18 Dezember 2002 | Politik

Befugnisse undeutlich

Die Verhandlung des von Präsident Sam Nujoma eingesetzten Untersuchungsausschusses, der angeblichen Unregelmäßigkeiten bei der Sozialversicherungs-Kommission (SSC) nachgehen soll, wurde gestern mit dem Verhör des Buchprüfers Faniel Kisting fortgesetzt.

Windhoek - Dieser hat im Auftrag des Generalbuchprüfers Fanuel Tjingaete eine Untersuchung bei der SSC durchgeführt, die nach Angaben von Kisting Amtsmissbrauch, Korruption und Misswirtschaft bei der Kommission offenbart hat. Der Anwalt Andrew Corbett, der die Geschäftsführerin der SSC, Dessa Onesmus, vor dem Untersuchungsausschuss vertritt, versuchte während seiner Befragung von Kisting den Nachweis zu erbringen, dass einige von dessen Schlussfolgerungen durch eine falsche Interpretation der Gesetzgebung zu Stande gekommen sei, auf der die SSC gründet.


So räumte Kisting nach einer entsprechenden Belehrung von Corbetts auch ein, dass die Geschäftsführung der Kommission im Zuge dieser Gesetzgebung nicht wie von ihm behauptet, dazu verpflichtet sei, Gehaltsfragen und Arbeitsbedingungen der Geschäftsführerin mit dem Arbeitsministerium abzustimmen, dem die SSC untersteht.


Kisting hatte in seinem Bericht darauf verwiesen, dass das Gehalt von Onesmus durch die Genehmigung zusätzlicher Bezüge wie beispielsweise einer Wohnungszulage, bzw. die Anhebung anderer Vergünstigungen nach oben korrigiert worden sei, ohne vorher die Erlaubnis des zuständigen Ministers einzuholen.


In ähnlicher Weise ist die Geschäftsführung der SSC nach Angaben von Kisting auch bei der Änderung von anderen Bezügen verfahren, auf die leitende Angestellte der Kommission Anspruch hätten.

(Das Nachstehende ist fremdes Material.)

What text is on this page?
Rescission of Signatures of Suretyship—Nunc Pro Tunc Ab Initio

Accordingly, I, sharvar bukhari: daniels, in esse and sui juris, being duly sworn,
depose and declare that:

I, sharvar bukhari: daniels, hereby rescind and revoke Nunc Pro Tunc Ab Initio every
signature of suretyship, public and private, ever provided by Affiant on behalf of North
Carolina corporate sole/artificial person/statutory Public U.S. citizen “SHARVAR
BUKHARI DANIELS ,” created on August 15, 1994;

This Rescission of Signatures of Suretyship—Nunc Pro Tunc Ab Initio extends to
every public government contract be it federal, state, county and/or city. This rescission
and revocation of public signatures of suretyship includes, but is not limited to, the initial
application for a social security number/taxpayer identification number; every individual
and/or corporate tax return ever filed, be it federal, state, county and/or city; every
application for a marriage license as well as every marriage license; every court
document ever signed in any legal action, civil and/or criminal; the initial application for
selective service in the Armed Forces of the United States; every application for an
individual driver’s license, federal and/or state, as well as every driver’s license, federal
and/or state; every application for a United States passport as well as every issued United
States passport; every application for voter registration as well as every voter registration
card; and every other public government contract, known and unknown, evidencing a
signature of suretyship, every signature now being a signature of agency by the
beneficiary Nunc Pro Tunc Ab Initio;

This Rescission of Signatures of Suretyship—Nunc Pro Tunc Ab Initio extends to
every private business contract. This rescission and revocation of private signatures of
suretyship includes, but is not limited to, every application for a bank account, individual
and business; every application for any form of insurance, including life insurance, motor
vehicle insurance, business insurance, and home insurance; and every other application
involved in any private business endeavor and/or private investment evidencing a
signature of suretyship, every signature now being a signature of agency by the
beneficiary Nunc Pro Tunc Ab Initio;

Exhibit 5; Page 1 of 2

So habe Onesmus auf Empfehlung des Personalbeauftragten Walter Don eine Anhebung der Autozulagen ranghoger Mitarbeiter genehmigt und die Einführung eines Leistungsbezuges gutgeheißen, ohne vorher die Erlaubnis des Aufsichtsrates einzuholen.


Kisting zufolge stellten diese Neuerungen eine Änderung betriebsinterner Bestimmungen der SSC dar und hätten deshalb mit dem Aufsichtsrat besprochen werden müssen.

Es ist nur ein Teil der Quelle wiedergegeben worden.